Milano-Sanremo: niente classica

Oggi sarebbe stata la 111 edizione della classica primaverile di sempre: la Milano-Sanremo. Quest’anno sarebbe stata l’edizione palindroma. Ma come ben sapete l’emergenza Coronavirus ha bloccato tutto il mondo dello sport. E infatti nel nostro speciale dell’anno vi proponiamo tutti gli eventi annullati fino almeno a fine primavera.

La classica avrebbe dovuto esserci oggi. Ma invece non si correrà. E allora abbiamo pensato, con le solite concrete parole del poeta Paolo Carazzi, di esaltare lo stesso una corsa che attrae i più appassionati, ma anche quelli meno amanti del ciclismo. Una corsa unica, caratterizzata da piccoli punti in salita e un finale quasi sempre al cardiopalma, in volata. Una tradizione italiana e non solo come ci ricordano questi versi.

La classica per eccellenza
– Anno 2020 / Edizione n. 111 (palindroma)-

Millenovecentosette, inizia da quel dì per il Ciclismo la lunga Storia,

Interrotta sol quattro volte a causa di buie Guerre e dall’umana boria;

La prima gara che riapre in Europa ogni anno la Stagione del Pedale,

Arrancante tra i faticosi valichi degli Appennini, per mostrar chi vale.

Non possiamo scordare le epiche imprese degli Attori del tuo passato:

Oltre a Girardengo nel Venti, nel Settanta Mercks fu il più acclamato,

 

Senza dimenticare Coppi, Bartali, Nibali uniti dalla stessa sofferenza

Anche quando il pedalare pareva solo pura tecnica e mera esperienza,

Noncuranti della fatica, compagna inseparabile della loro resistenza.

Resta sol a noi riunirsi in coro ad acclamare i nostri amati Campioni

Esaltando e incitando gli Atleti, sì da sprigionare le nostre emozioni:

Mobilitiamoci quindi pronti ad elevare il nuovo vincitore agli Altari,

Orchestriamo pel suo vittorioso arrivo un festeggiamento senza pari!

Paolo Carazzi

Milano-SanRemo, marzo 2020
(Tutti i diritti riservati all’Autore)

Parafrasi di La classica per eccellenza

Il nostro poeta parte dall’inizio della classica: 1907. Anche se da quel che si sa è possibile che l’anno prima ci sia stata una corsa podistica sul tracciato Milano-Acqui e Acqui-Sanremo. Il giornalista Tullio Morgagni (fondatore del Giro di Lombardia) lanciò l’idea di farne una corsa ciclistica. Per cui l’anno 1907 è considerato l’anno della prima Milano-Sanremo. E il secondo verso riprende le date in cui non s’è corsa: 1916, 1944 e ’45. Ora resta da capire se quel “boria” sia riferito alla demenza dell’uomo, che con le sue guerre boriose, ha rovinato pure la “classica”. Il quarto di interruzione prima dell’allarme Covid-19 risale, infatti, all’anno 2013, quando un’intensa nevicata a Ovada ha costretto a riportare i corridori ad Arenzano.

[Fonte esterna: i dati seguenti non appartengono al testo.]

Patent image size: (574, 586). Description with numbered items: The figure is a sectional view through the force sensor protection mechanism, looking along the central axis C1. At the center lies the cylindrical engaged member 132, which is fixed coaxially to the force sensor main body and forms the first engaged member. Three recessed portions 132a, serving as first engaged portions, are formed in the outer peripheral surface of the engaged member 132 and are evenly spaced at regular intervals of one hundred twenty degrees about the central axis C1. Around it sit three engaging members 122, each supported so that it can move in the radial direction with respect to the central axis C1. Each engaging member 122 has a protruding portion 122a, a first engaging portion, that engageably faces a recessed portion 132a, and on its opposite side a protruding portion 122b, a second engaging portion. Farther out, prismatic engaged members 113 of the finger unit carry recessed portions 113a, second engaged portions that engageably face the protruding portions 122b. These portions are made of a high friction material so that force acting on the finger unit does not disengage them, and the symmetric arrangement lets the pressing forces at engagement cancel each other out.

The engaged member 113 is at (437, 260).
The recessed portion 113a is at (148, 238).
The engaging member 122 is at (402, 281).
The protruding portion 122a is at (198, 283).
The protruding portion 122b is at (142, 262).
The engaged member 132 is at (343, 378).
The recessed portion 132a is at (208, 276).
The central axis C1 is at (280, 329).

Il terzo verso è collegato all’aspetto internazionale della Milano-Sanremo che apre formalmente la stagione delle grandi gare mondiali: è inserita nell’UCI Pro Tour e dal 2011 l’UCI World Tour.

Il quarto verso che si apre con “arrancante” è rappresentativo della tipologia di corsa. Questa passa anche per l’Appennino ligure-piemontese: Passo del Turchino e Passo del Poggio. Ovviamente soprattutto la celebre salita del Poggio a volte fa la differenza.

La poesia poi prosegue con un taglio storico. Ricorda Girardengo che ne ha vinte sei e il campionissimo belga Merckx che l’ha vinta più di tutti: 7 volte! E poi ancora celebre icone del ciclismo anni Quaranta Cinquanta come Coppi e Bartali e più recentemente l’ultimo italiano a vincerla: Vincenzo Nibali.

Il finale è proiettato verso un’esaltazione di traguardo, che quest’anno non c’è. Infatti come già detto il popolo che deve elevare il nuovo vincitore agli altari (metafora del mondo greco-romano) non potrà esserci. La classica non c’è corsa.

Storia della Milano-Sanremo

La prima edizione è del 1907 e l’idea di trasformarla da corsa podistica a ciclistica è di Tullio Morgagni. Al primo appuntamento a Milano presso l’Osteria della Conca Fallata si presentarono in 33. La prima edizione lunga 281 km la vinse il francese Lucien Petit-Breton.

Negli anni venti a spopolare e stravincere o sfiorare la vittoria della Milano-Sanremo fu Costante Girardengo. Per lui sei vittorie e ben 11 podi. Si passò poi ai duelli di Guerra e Binda.

La Seconda Guerra Mondiale interruppe due edizioni e si riprese negli Anni Cinquanta. Fu Lorenzo Petrucci nel 1953 a vincere la classica. Poi fu sempre dominio fiammingo in volata.

Nel 1960 fu inserite la Salita del Poggio per variare il percorso e nel 1965 quella del Ponte di Merlo, ma presto cancellata.

Nel 1966 si aprì l’era Merckx che vinse sette volte la classica ed entrò nel guinness di primati non solo della cosa italiana, ma delle mondiali. 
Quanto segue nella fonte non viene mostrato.